Neuroscientists from Cold Spring Harbor Laboratory (CSHL) have now identified key circuit elements that contribute to such decisions in the ACC.
CSHL Associate Professor Adam Kepecs and his team have linked specific brain cell types to a particular behavior pattern in mice - a "stay or go" pattern called foraging behavior.
The results showed that the firing of two distinct types of inhibitory neurons, known as somatostatin (SOM) and parvalbumin (PV) neurons, has a strong correlation with the start and end of a period of foraging behavior.
Key to solving that problem is a mouse model developed in the laboratory of CSHL Professor Z. Josh Huang. The mouse has a genetic modification that allows investigators to target a specific population of neurons with any protein of interest.
Kepecs' group, led by postdocs Duda Kvitsiani and Sachin Ranade, used this mouse to label specific neuron types in the ACC with a light-activated protein - a technique known as optogenetic tagging. Whenever they shone light onto the brains of the mice they were recording from, only the tagged PV and SOM neurons responded promptly with a 'spike' in their activity, enabling the researchers to pick them out from the vast diversity of cellular responses seen at any given moment.
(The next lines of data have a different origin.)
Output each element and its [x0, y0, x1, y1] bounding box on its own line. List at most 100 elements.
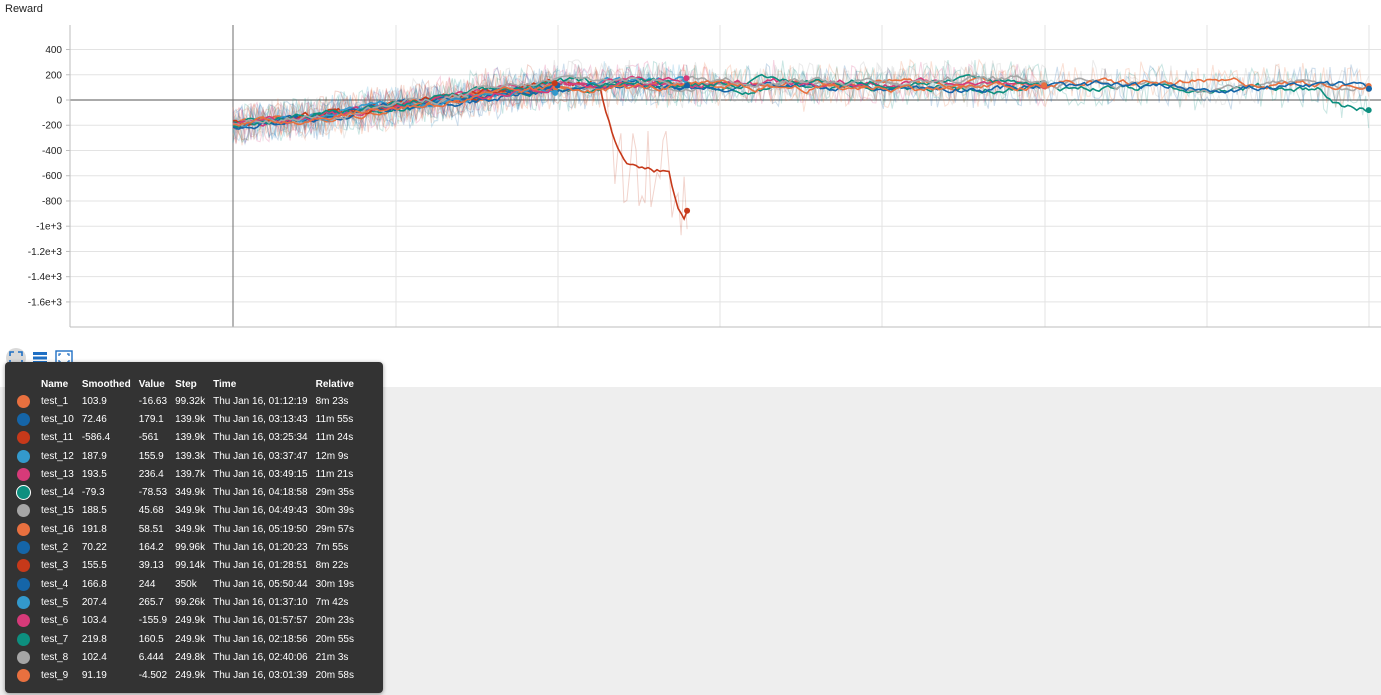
tooltip-time: Thu Jan 16, 03:01:39 — [213, 670, 308, 682]
raw-line-test_15 — [232, 59, 1370, 145]
tooltip-value: 160.5 — [138, 633, 164, 645]
tooltip-row: test_8 102.4 6.444 249.8k Thu Jan 16, 02:40:… — [13, 648, 358, 666]
tooltip-time: Thu Jan 16, 05:19:50 — [213, 523, 308, 535]
tooltip-relative: 20m 23s — [315, 615, 354, 627]
series-color-swatch — [17, 486, 30, 500]
raw-line-test_1 — [232, 68, 556, 137]
tooltip-row: test_7 219.8 160.5 249.9k Thu Jan 16, 02:18:… — [13, 630, 358, 648]
series-color-swatch — [17, 522, 30, 536]
y-tick-label: -800 — [42, 196, 62, 207]
tooltip-name: test_6 — [41, 615, 69, 627]
tooltip-value: 6.444 — [138, 651, 164, 663]
series-swatch-cell — [13, 666, 37, 684]
tooltip-row: test_6 103.4 -155.9 249.9k Thu Jan 16, 01:57… — [13, 612, 358, 630]
y-tick-label: -1.4e+3 — [28, 272, 63, 283]
tooltip-step: 249.8k — [175, 651, 206, 663]
series-color-swatch — [17, 431, 30, 445]
series-color-swatch — [17, 559, 30, 573]
series-color-swatch — [17, 467, 30, 481]
tooltip-value: 179.1 — [138, 413, 164, 425]
series-end-marker-test_5 — [552, 89, 559, 96]
tooltip-time: Thu Jan 16, 05:50:44 — [213, 578, 308, 590]
y-tick-label: 0 — [56, 96, 62, 107]
tooltip-relative: 12m 9s — [315, 450, 349, 462]
tooltip-relative: 11m 55s — [315, 413, 354, 425]
series-color-swatch — [17, 504, 30, 518]
raw-line-test_9 — [232, 61, 1045, 144]
y-tick-label: -400 — [42, 146, 62, 157]
tooltip-step: 139.3k — [175, 450, 206, 462]
series-swatch-cell — [13, 630, 37, 648]
tooltip-time: Thu Jan 16, 04:49:43 — [213, 505, 308, 517]
tooltip-value: 58.51 — [138, 523, 164, 535]
tooltip-name: test_12 — [41, 450, 74, 462]
smoothed-header: Smoothed — [81, 378, 131, 390]
tooltip-time: Thu Jan 16, 04:18:58 — [213, 487, 308, 499]
tooltip-smoothed: 191.8 — [81, 523, 107, 535]
series-end-marker-test_11 — [684, 207, 691, 214]
tooltip-name: test_9 — [41, 670, 69, 682]
tooltip-relative: 11m 24s — [315, 432, 354, 444]
tooltip-smoothed: 207.4 — [81, 596, 107, 608]
y-tick-label: -600 — [42, 171, 62, 182]
tooltip-time: Thu Jan 16, 02:40:06 — [213, 651, 308, 663]
tooltip-row: test_16 191.8 58.51 349.9k Thu Jan 16, 05:19… — [13, 520, 358, 538]
reward-chart[interactable]: 400 200 0 -200 -400 -600 -800 -1e+3 -1.2e+3 -1.4e… — [0, 0, 1381, 345]
tooltip-step: 249.9k — [175, 633, 206, 645]
tooltip-row: test_9 91.19 -4.502 249.9k Thu Jan 16, 03:01… — [13, 666, 358, 684]
step-header: Step — [175, 378, 197, 390]
y-tick-label: 400 — [45, 45, 62, 56]
tooltip-value: -561 — [138, 432, 159, 444]
y-tick-label: 200 — [45, 70, 62, 81]
tooltip-step: 99.32k — [175, 395, 206, 407]
tooltip-rows: test_1 103.9 -16.63 99.32k Thu Jan 16, 01:12… — [13, 392, 358, 685]
tooltip-time: Thu Jan 16, 01:57:57 — [213, 615, 308, 627]
tooltip-name: test_8 — [41, 651, 69, 663]
raw-line-test_6 — [232, 59, 1045, 144]
tooltip-time: Thu Jan 16, 03:13:43 — [213, 413, 308, 425]
series-color-swatch — [17, 412, 30, 426]
tooltip-value: 265.7 — [138, 596, 164, 608]
tooltip-row: test_4 166.8 244 350k Thu Jan 16, 05:50:44 30… — [13, 575, 358, 593]
series-end-marker-test_3 — [551, 80, 558, 87]
series-swatch-cell — [13, 557, 37, 575]
series-swatch-cell — [13, 520, 37, 538]
tooltip-relative: 7m 42s — [315, 596, 349, 608]
tooltip-row: test_14 -79.3 -78.53 349.9k Thu Jan 16, 04:1… — [13, 483, 358, 501]
tooltip-value: 236.4 — [138, 468, 164, 480]
tooltip-relative: 21m 3s — [315, 651, 349, 663]
tooltip-time: Thu Jan 16, 01:28:51 — [213, 560, 308, 572]
series-swatch-cell — [13, 392, 37, 410]
tooltip-smoothed: 70.22 — [81, 542, 107, 554]
y-tick-label: -200 — [42, 121, 62, 132]
tooltip-row: test_5 207.4 265.7 99.26k Thu Jan 16, 01:37:… — [13, 593, 358, 611]
swatch-header — [13, 376, 37, 392]
series-color-swatch — [17, 632, 30, 646]
tooltip-relative: 8m 23s — [315, 395, 349, 407]
tooltip-smoothed: 155.5 — [81, 560, 107, 572]
series-swatch-cell — [13, 612, 37, 630]
tooltip-step: 249.9k — [175, 615, 206, 627]
tooltip-smoothed: 187.9 — [81, 450, 107, 462]
tooltip-row: test_3 155.5 39.13 99.14k Thu Jan 16, 01:28:… — [13, 557, 358, 575]
tooltip-step: 99.14k — [175, 560, 206, 572]
series-swatch-cell — [13, 465, 37, 483]
series-end-marker-test_14 — [1365, 107, 1372, 114]
tooltip-value: -4.502 — [138, 670, 168, 682]
tooltip-name: test_5 — [41, 596, 69, 608]
tooltip-relative: 29m 57s — [315, 523, 354, 535]
tooltip-step: 139.9k — [175, 432, 206, 444]
series-swatch-cell — [13, 483, 37, 501]
series-color-swatch — [17, 614, 30, 628]
tooltip-table: Name Smoothed Value Step Time Relative t… — [13, 376, 358, 685]
tooltip-smoothed: 102.4 — [81, 651, 107, 663]
tooltip-step: 349.9k — [175, 505, 206, 517]
tooltip-value: 164.2 — [138, 542, 164, 554]
series-color-swatch — [17, 650, 30, 664]
tooltip-step: 99.96k — [175, 542, 206, 554]
y-axis: 400 200 0 -200 -400 -600 -800 -1e+3 -1.2e+3 -1.4e… — [28, 25, 1381, 328]
series-swatch-cell — [13, 429, 37, 447]
tooltip-relative: 11m 21s — [315, 468, 354, 480]
tooltip-smoothed: -586.4 — [81, 432, 111, 444]
tooltip-time: Thu Jan 16, 02:18:56 — [213, 633, 308, 645]
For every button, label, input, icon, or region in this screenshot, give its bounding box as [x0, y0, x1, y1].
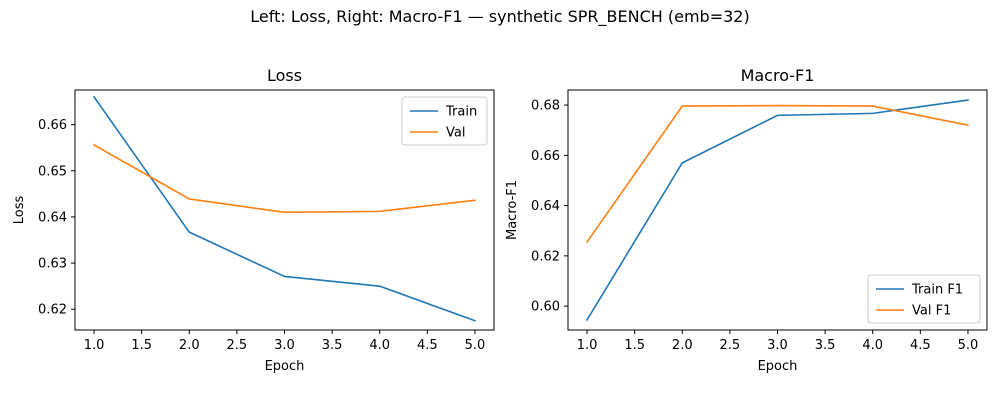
figure-suptitle: Left: Loss, Right: Macro-F1 — synthetic …: [250, 7, 749, 27]
x-axis-label: Epoch: [265, 359, 305, 374]
loss-panel: Loss 1.0 1.5 2.0 2.5 3.0 3.5 4.0 4.5 5.0 0.62 0.63 0…: [12, 66, 495, 374]
series-line-train-f1: [585, 99, 969, 322]
x-tick-label: 4.0: [369, 338, 390, 353]
series-line-val-f1: [585, 104, 969, 244]
x-tick-label: 4.0: [862, 338, 883, 353]
x-tick-label: 1.5: [624, 338, 645, 353]
legend-box: [401, 96, 488, 146]
y-axis-label: Loss: [12, 196, 27, 225]
x-tick-label: 2.5: [227, 338, 248, 353]
x-axis-label: Epoch: [758, 359, 798, 374]
x-tick-label: 1.0: [577, 338, 598, 353]
y-tick-label: 0.65: [38, 164, 67, 179]
x-tick-label: 2.0: [179, 338, 200, 353]
x-tick-label: 2.0: [672, 338, 693, 353]
y-axis-label: Macro-F1: [505, 180, 520, 240]
y-tick-label: 0.64: [38, 210, 67, 225]
legend-box: [867, 274, 981, 324]
x-tick-label: 3.5: [815, 338, 836, 353]
x-tick-label: 4.5: [910, 338, 931, 353]
series-line-train: [92, 95, 476, 322]
y-tick-label: 0.66: [531, 149, 560, 164]
x-tick-label: 5.0: [465, 338, 486, 353]
chart-title: Loss: [267, 66, 302, 85]
x-tick-label: 5.0: [958, 338, 979, 353]
chart-title: Macro-F1: [741, 66, 815, 85]
x-tick-label: 1.5: [131, 338, 152, 353]
y-tick-label: 0.60: [531, 300, 560, 315]
x-tick-label: 1.0: [84, 338, 105, 353]
x-tick-label: 3.0: [274, 338, 295, 353]
x-tick-label: 4.5: [417, 338, 438, 353]
y-tick-label: 0.64: [531, 199, 560, 214]
y-tick-label: 0.62: [531, 249, 560, 264]
legend-label: Val F1: [912, 304, 951, 319]
x-tick-label: 3.0: [767, 338, 788, 353]
legend-label: Val: [446, 126, 465, 141]
y-tick-label: 0.66: [38, 118, 67, 133]
legend: Train F1 Val F1: [867, 274, 981, 324]
x-tick-label: 2.5: [720, 338, 741, 353]
x-tick-label: 3.5: [322, 338, 343, 353]
y-tick-label: 0.62: [38, 303, 67, 318]
y-tick-label: 0.68: [531, 99, 560, 114]
y-tick-label: 0.63: [38, 257, 67, 272]
legend: Train Val: [401, 96, 488, 146]
legend-label: Train F1: [911, 283, 963, 298]
series-line-val: [92, 143, 476, 214]
macro-f1-panel: Macro-F1 1.0 1.5 2.0 2.5 3.0 3.5 4.0 4.5 5.0 0.60 0…: [505, 66, 988, 374]
legend-label: Train: [445, 105, 477, 120]
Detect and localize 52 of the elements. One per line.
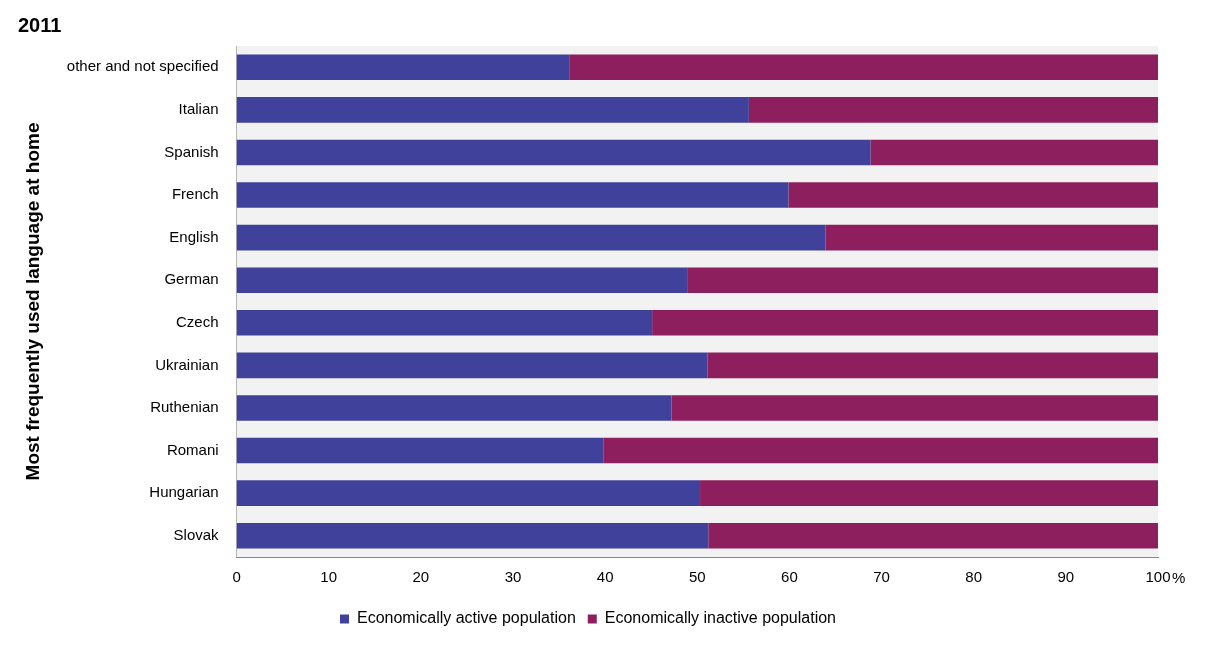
y-tick-label: English xyxy=(169,227,219,245)
bar xyxy=(687,267,1158,293)
x-tick-label: 80 xyxy=(965,568,983,586)
bar xyxy=(707,352,1158,379)
y-tick-label: other and not specified xyxy=(66,57,219,75)
x-tick-label: 60 xyxy=(781,568,798,586)
x-tick-label: 70 xyxy=(873,568,890,586)
y-tick-label: Spanish xyxy=(164,142,219,160)
x-tick-label: 40 xyxy=(596,568,614,586)
x-tick-label: 20 xyxy=(412,568,430,586)
bar xyxy=(236,182,789,208)
bar xyxy=(236,267,688,293)
bar xyxy=(236,437,604,464)
bar xyxy=(603,437,1158,464)
bar xyxy=(236,97,749,123)
y-tick-label: Ruthenian xyxy=(150,398,219,416)
bar xyxy=(825,224,1158,251)
bar xyxy=(236,522,709,549)
legend-label: Economically inactive population xyxy=(604,609,837,627)
bar xyxy=(708,522,1158,549)
bar xyxy=(652,310,1158,336)
bar xyxy=(700,480,1158,506)
y-tick-label: Romani xyxy=(166,440,219,458)
y-tick-label: Czech xyxy=(176,312,219,330)
bar xyxy=(236,54,570,81)
y-tick-label: Hungarian xyxy=(149,483,219,501)
bar xyxy=(569,54,1158,81)
text: 2011 xyxy=(18,13,62,36)
x-tick-label: 90 xyxy=(1057,568,1075,586)
x-tick-label: 50 xyxy=(688,568,706,586)
y-axis-title: Most frequently used language at home xyxy=(21,122,43,481)
bar xyxy=(748,97,1158,123)
bar xyxy=(236,310,653,336)
bar xyxy=(236,352,708,379)
x-tick-label: 10 xyxy=(320,568,338,586)
bar xyxy=(671,395,1158,421)
y-tick-label: German xyxy=(164,270,219,288)
y-tick-label: Slovak xyxy=(173,525,220,543)
bar xyxy=(870,139,1158,166)
x-tick-label: 30 xyxy=(504,568,522,586)
bar xyxy=(236,480,701,506)
bar xyxy=(236,139,871,166)
bar xyxy=(236,224,826,251)
bar xyxy=(788,182,1158,208)
y-tick-label: Italian xyxy=(178,100,219,118)
y-tick-label: French xyxy=(171,185,219,203)
x-axis-title: % xyxy=(1172,568,1186,586)
y-tick-label: Ukrainian xyxy=(155,355,219,373)
x-tick-label: 100 xyxy=(1145,568,1171,586)
legend-label: Economically active population xyxy=(356,609,576,627)
bar xyxy=(236,395,672,421)
x-tick-label: 0 xyxy=(232,568,241,586)
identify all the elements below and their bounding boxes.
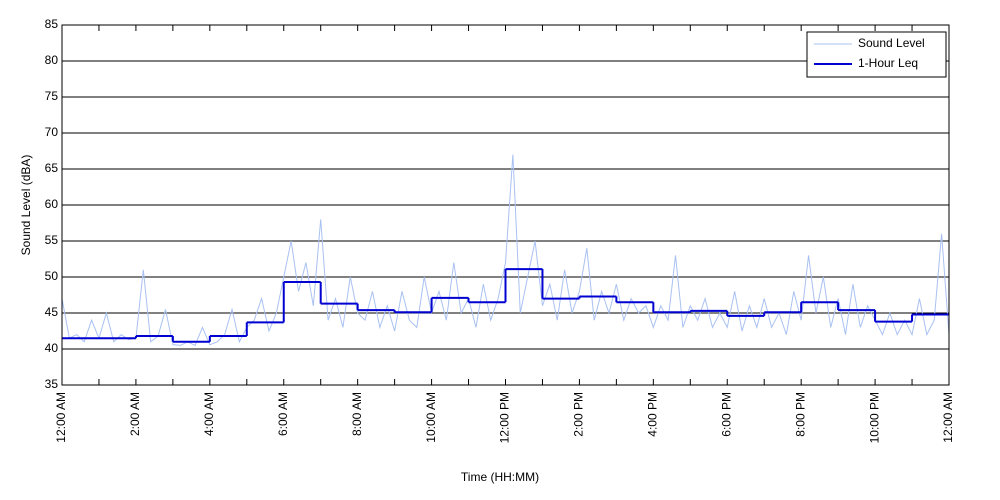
y-tick-label: 50 xyxy=(45,269,59,283)
y-tick-label: 65 xyxy=(45,161,59,175)
y-axis-label: Sound Level (dBA) xyxy=(19,155,33,256)
x-tick-label: 10:00 AM xyxy=(424,392,438,443)
x-tick-label: 12:00 PM xyxy=(498,392,512,443)
sound-level-line xyxy=(61,154,950,347)
x-tick-label: 4:00 PM xyxy=(646,392,660,437)
y-tick-label: 75 xyxy=(45,89,59,103)
legend-box xyxy=(806,31,947,78)
x-tick-label: 2:00 AM xyxy=(128,392,142,436)
x-tick-label: 2:00 PM xyxy=(572,392,586,437)
y-tick-label: 45 xyxy=(45,305,59,319)
x-axis-label: Time (HH:MM) xyxy=(461,470,539,484)
y-tick-label: 55 xyxy=(45,233,59,247)
y-tick-label: 40 xyxy=(45,341,59,355)
legend: Sound Level 1-Hour Leq xyxy=(806,31,947,78)
x-tick-label: 10:00 PM xyxy=(867,392,881,443)
marks xyxy=(61,154,950,347)
x-tick-label: 6:00 PM xyxy=(719,392,733,437)
x-tick-label: 12:00 AM xyxy=(54,392,68,443)
y-tick-label: 80 xyxy=(45,53,59,67)
legend-label: 1-Hour Leq xyxy=(858,56,918,70)
legend-label: Sound Level xyxy=(858,36,925,50)
x-tick-label: 12:00 AM xyxy=(941,392,955,443)
x-tick-label: 8:00 PM xyxy=(793,392,807,437)
y-tick-label: 35 xyxy=(45,377,59,391)
x-tick-label: 6:00 AM xyxy=(276,392,290,436)
y-tick-label: 60 xyxy=(45,197,59,211)
x-tick-label: 4:00 AM xyxy=(202,392,216,436)
ticks: 35 40 45 50 55 60 65 70 75 80 85 12:00 AM 2:00 AM 4:0… xyxy=(45,17,956,443)
x-tick-label: 8:00 AM xyxy=(350,392,364,436)
y-tick-label: 70 xyxy=(45,125,59,139)
y-tick-label: 85 xyxy=(45,17,59,31)
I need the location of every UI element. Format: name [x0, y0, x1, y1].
The team recorded neural activity in the ACC of these mice while they engaged in foraging behavior. They discovered that the PV and SOM inhibitory neurons responded around the time of the foraging decisions-in other words whether to stay and drink or go and explore elsewhere.
Specifically, when the mice entered an area where they could collect a water reward, SOM inhibitory neurons shut down and entered a period of low-level activity, thereby opening a 'gate' for information to flow in to ACC. When the mice decided to leave that area and look elsewhere, PV inhibitory neurons fired and abruptly reset cell activity.
This is an important advance, addressing a problem in behavioral neuroscience that scientists call "the cortical response zoo." When researchers record neural activity in cortex during behavior, and they don't know which type of neurons they are recording from, a bewildering array of responses is seen. This greatly complicates the task of interpretation.
Hence the significance of the Kepecs team's results, for the first time showing that specific cortical neuron types can be linked to specific aspects of behavior.
"We think about the brain and behavior in terms of levels; what the cell types are and the circuits or networks they form; which regions of the brain they are in; and what behavior is modulated by them," explained Kepecs.
"By observing that the activity of specific cell types in the prefrontal cortex is correlated with a behavioral period, we have identified a link between these levels," he added.
The research was published online in Nature.